Since I had my masterclass with Theresa and Ice over on Northwest Sourdough, my baking has gone from strength to strength.

My daily loaf is what I call 'Another Place Miche', but it's based largely on a recipe by queen of the online miches, Shiou-Ping. My loaf is based upon her Gerard Rubaud miche, with some minor adjustments. I substitute 100 grams of her white flour with 100 grams of Waitrose's extra-strong wholemeal flour, so the loaf is now approximately 50% white flour, 45% wholewheat, and the other 5% being a mixture of spelt and rye. Hydration is 67%.

Here are a couple I knocked up this week. Nothing special -- they're pretty well this good every time I bake one now. I've just about got it down.

Perhaps I'll submit them to Yeastspotting this week. I think they're good enough.






And the crumb:



Another Place Miche


Recipe:

Stage 1

6 grams starter
8 grams water
14 grams flour (2 grams wholewheat, 1 gram spelt, 1 gram rye, 10 grams strong white bread flour)

First stage takes anywhere from 6 to 16 hours to double in size and become nicely aerated. I tend to go for about 12 hours.


Stage 2

28 grams starter (from stage 1 --alternately, from stage 3.)
16 grams water
30 grams flour (5 grams wholewheat, 3 grams spelt, 1 gram rye, 21 grams strong white bread flour)


Stage 3 (for a single loaf)

74 grams starter (from stage 2)
28 grams water (if doubling quantities, use 64 grams water)
50 grams flour (9 grams wholewheat, 5 grams spelt, 2 grams rye, 34 grams strong white flour.)
(If doubling quantities, I use 64 grams water, 20 grams wholewheat flour, 10 grams spelt, 4 grams rye, 80 grams of strong white bread flour.)

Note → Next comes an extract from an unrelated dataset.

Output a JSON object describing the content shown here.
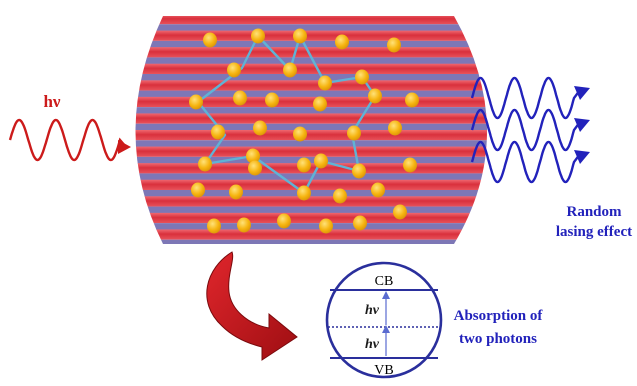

Whether you're making one loaf or two, you wamt to have 28 grams of starter left over so that you can use it as your stage 2 starter for your next loaf. Before you're ready to bake, take off 28 grams and put it in a container. Leave it on your conntertop, or pop into the fridge.

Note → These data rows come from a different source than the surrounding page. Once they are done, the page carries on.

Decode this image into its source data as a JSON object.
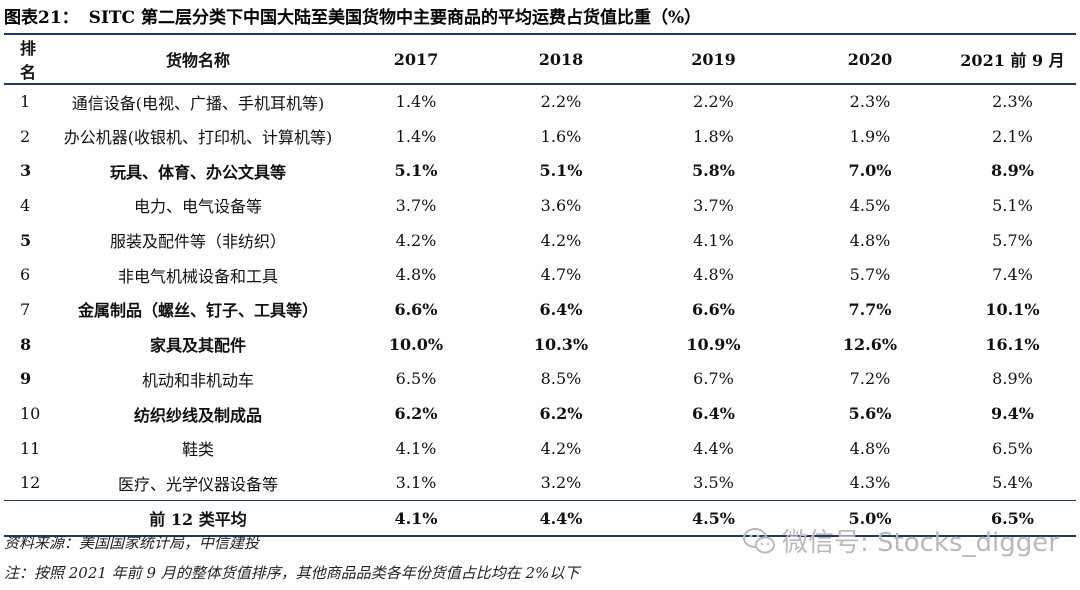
{
  "title": {
    "label": "图表21：",
    "text": "SITC 第二层分类下中国大陆至美国货物中主要商品的平均运费占货值比重（%）"
  },
  "table": {
    "headers": [
      "排名",
      "货物名称",
      "2017",
      "2018",
      "2019",
      "2020",
      "2021 前 9 月"
    ],
    "rows": [
      {
        "rank": "1",
        "name": "通信设备(电视、广播、手机耳机等)",
        "v2017": "1.4%",
        "v2018": "2.2%",
        "v2019": "2.2%",
        "v2020": "2.3%",
        "v2021": "2.3%"
      },
      {
        "rank": "2",
        "name": "办公机器(收银机、打印机、计算机等)",
        "v2017": "1.4%",
        "v2018": "1.6%",
        "v2019": "1.8%",
        "v2020": "1.9%",
        "v2021": "2.1%"
      },
      {
        "rank": "3",
        "name": "玩具、体育、办公文具等",
        "v2017": "5.1%",
        "v2018": "5.1%",
        "v2019": "5.8%",
        "v2020": "7.0%",
        "v2021": "8.9%"
      },
      {
        "rank": "4",
        "name": "电力、电气设备等",
        "v2017": "3.7%",
        "v2018": "3.6%",
        "v2019": "3.7%",
        "v2020": "4.5%",
        "v2021": "5.1%"
      },
      {
        "rank": "5",
        "name": "服装及配件等（非纺织）",
        "v2017": "4.2%",
        "v2018": "4.2%",
        "v2019": "4.1%",
        "v2020": "4.8%",
        "v2021": "5.7%"
      },
      {
        "rank": "6",
        "name": "非电气机械设备和工具",
        "v2017": "4.8%",
        "v2018": "4.7%",
        "v2019": "4.8%",
        "v2020": "5.7%",
        "v2021": "7.4%"
      },
      {
        "rank": "7",
        "name": "金属制品（螺丝、钉子、工具等）",
        "v2017": "6.6%",
        "v2018": "6.4%",
        "v2019": "6.6%",
        "v2020": "7.7%",
        "v2021": "10.1%"
      },
      {
        "rank": "8",
        "name": "家具及其配件",
        "v2017": "10.0%",
        "v2018": "10.3%",
        "v2019": "10.9%",
        "v2020": "12.6%",
        "v2021": "16.1%"
      },
      {
        "rank": "9",
        "name": "机动和非机动车",
        "v2017": "6.5%",
        "v2018": "8.5%",
        "v2019": "6.7%",
        "v2020": "7.2%",
        "v2021": "8.9%"
      },
      {
        "rank": "10",
        "name": "纺织纱线及制成品",
        "v2017": "6.2%",
        "v2018": "6.2%",
        "v2019": "6.4%",
        "v2020": "5.6%",
        "v2021": "9.4%"
      },
      {
        "rank": "11",
        "name": "鞋类",
        "v2017": "4.1%",
        "v2018": "4.2%",
        "v2019": "4.4%",
        "v2020": "4.8%",
        "v2021": "6.5%"
      },
      {
        "rank": "12",
        "name": "医疗、光学仪器设备等",
        "v2017": "3.1%",
        "v2018": "3.2%",
        "v2019": "3.5%",
        "v2020": "4.3%",
        "v2021": "5.4%"
      }
    ],
    "footer": {
      "name": "前 12 类平均",
      "v2017": "4.1%",
      "v2018": "4.4%",
      "v2019": "4.5%",
      "v2020": "5.0%",
      "v2021": "6.5%"
    }
  },
  "source": "资料来源：美国国家统计局，中信建投",
  "note": "注：按照 2021 年前 9 月的整体货值排序，其他商品品类各年份货值占比均在 2%以下",
  "watermark": "微信号: Stocks_digger"
}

Mix the 115 grams starter from stage3 into 312 grams of warm water. Add 190 grams of wholemeal flour, 40 grams of spelt and 14 grams of rye. Mix thoroughly, cover, and allow to stand for an hour or two.

After two hours, add 8 grams ground sea salt and 222 grams strong white bread flour and knead your dough for around 10 mins.

Oil a bowl pop your dough in and cover for an hour. After an hour, stretch and fold, and then back into the bowl for another hour. After the second hour, stretch and fold the dough then back into the bowl and cover again.

Wait until the dough has doubled in volume. At the moment, with kitchen temp at about 18 degrees c, that's taking about four or five hours from mixing the dough.

When the dough has doubled in volume, get it out and shape into a boule, then pop it into a lined bowl or banneton amd wait until the dough has doubled in size again.

Pre-heat the oven for half an hour (or more, depending on the size of your oven stone. At the moment, I'm using a pizza stone which does fine.) My oven is a fan assisted oven, and I heat it at the max,. 245 c.

Slash the top of your dough -- I use the classic hash slash -- pop it onto your oven stone, liberally apply steam to your oven using whatever method you prefer (I use a combo oven dish filled with a cup of boiling water, and spritzes of water every two mins for the first 8 mins.

For a single loaf, I bake for 10 minutes at 245 c, then turn down to 235 c for an additional 10 mins. Then, I turn down to 200 for the last 10 mins, upending the loaf 5 minutes before it's due to come out to make sure the loaf is evenly browned on the bottom.

After 30 mins, I rap the bottom to make sure it sounds hollow. If it doesn't, give it an additional 5 minutes, but usually it's fine after 20 mins.

Put it on a cooling rack and let it cool.